Chastity narrowed her eyes at him and slapped him. “You disgust me! To think that I was sleeping with a necrophiliac! And a gay one at that!”
The Inspector rubbed the cheek she’d slapped. “No, it isn’t like that,” he said desperately. “And, I’m not who you think I am.”
“Darned straight, you aren’t!” she rebutted, then turned to storm out.
He grabbed her arm and stopped her. She tried to fight him, then gave up and looked back at him. “What’s happened to you, Dan? What’s going on?”
The Inspector looked sheepishly toward her and released her arm. “I’m the Inspector,” he said earnestly. “I’m from the planet Kayaclasch. My ship, the DARSIT, landed here on Earth because of damage it suffered to its beryllium spheres. I’m just trying to find replacements, so I can go on about my life.”
Chastity looked at him blankly for a moment, then burst out laughing, quickly covering her mouth with her right hand. Once the laughing fit had passed, she looked at him, trying to appraise him. Finally, she shook her head.
“That is the biggest load of bullshit I’ve ever heard!” she declared pompously.
The Inspector’s face fell and she saw it happen.
“You’re serious?” she asked disbelievingly.
He shrugged and nodded awkwardly. “Yeah.”
“But, if you’re this … this ‘Inspector,’ what happened to Dan?” she demanded.
The Infinity Knight turned his head toward the body on the table. “Something happened when I took hold of his arm. I became him; he became me. It shouldn’t happen that way.”

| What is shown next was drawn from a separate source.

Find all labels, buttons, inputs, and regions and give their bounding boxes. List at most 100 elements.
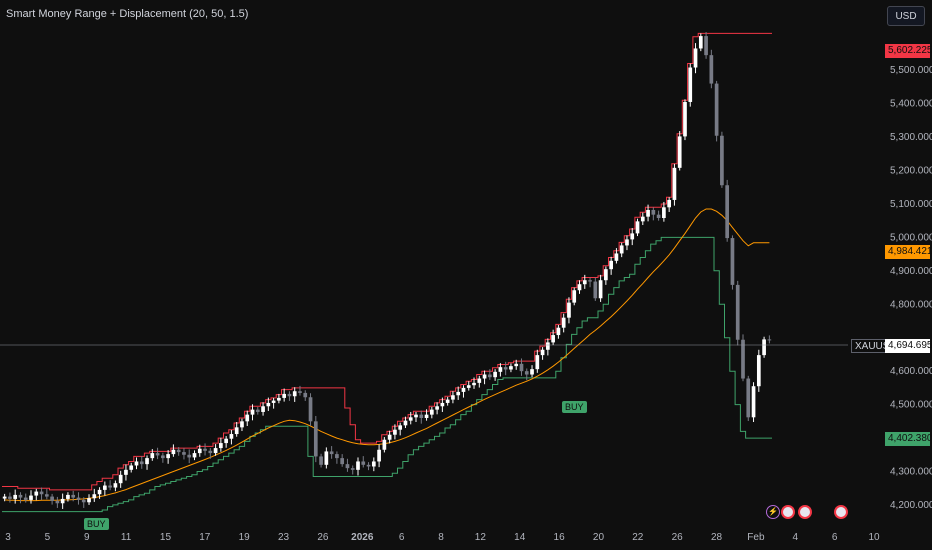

Chastity was still unable to comprehend it. She shook her head again. “No,” she declared. “This is all just one of your jokes, Dan. People don’t just turn into other people. That’s science fiction!”

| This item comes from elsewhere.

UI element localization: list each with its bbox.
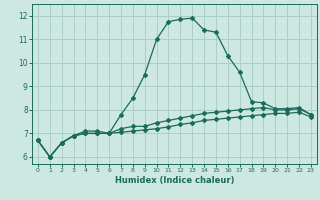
X-axis label: Humidex (Indice chaleur): Humidex (Indice chaleur) <box>115 176 234 185</box>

The Inspector looked saddened by the statement. If only she knew. If only he could tell her the truth. Or, better yet, show her. But, he knew he couldn’t. Besides, he had a mission to accomplish: getting new beryllium spheres.
Suddenly, he threw his head back and laughed loudly and awkwardly. Chastity, still uneasy about what she had just witnessed, stared at him in surprise.
“Okay, you got me,” he said, once the moment ended, and he stared at her. “It was all a joke. None of that is true. You know me, I’m always joking around!” He spread his arms out, hands up as if he were carrying a giant, invisible globe in them.
“What’s really going on?” she demanded suddenly.
The Inspector shrugged his shoulders and let his arms drop to his sides. “I tell you what,” he said with confidence he didn’t really feel. “Why don’t we talk it over later … say, over breakfast?”
Their eyes met again. She suddenly forgot what was bothering her and smiled. “Sure,” she said meekly.
“Yeah,” she said agreeably.
“Okay, see you at seven!” the Inspector said eagerly.
“Seven,” she repeated, smiling and backing out of the room.
Once she’d left the room, the Inspector straightened up his old body, now occupied by the late Doctor Dan Duffy. He glanced, a little disturbed, at the mountain of tools that the man had planned to use on him. He simply grabbed the white sheet that lay on the gurney and covered the body, ignoring the fact that the microphone was still recording.
He sneaked to the door, looked around the corner, not seeing anyone. So, he walked quickly down the hall to his right. He came to an intersection and turned left, hurrying. Without warning, a young black woman in a nurse’s uniform appeared from a doorway.
“Doctor Duffy? Is something wrong?” she asked.
The Inspector grinned easily at her. “No, just going for a spot of tea,” he said as he continued past her. “Carry on!”
The woman watched him, surprised by his breeziness, but decided that people could change and headed back down the hallway from which he came.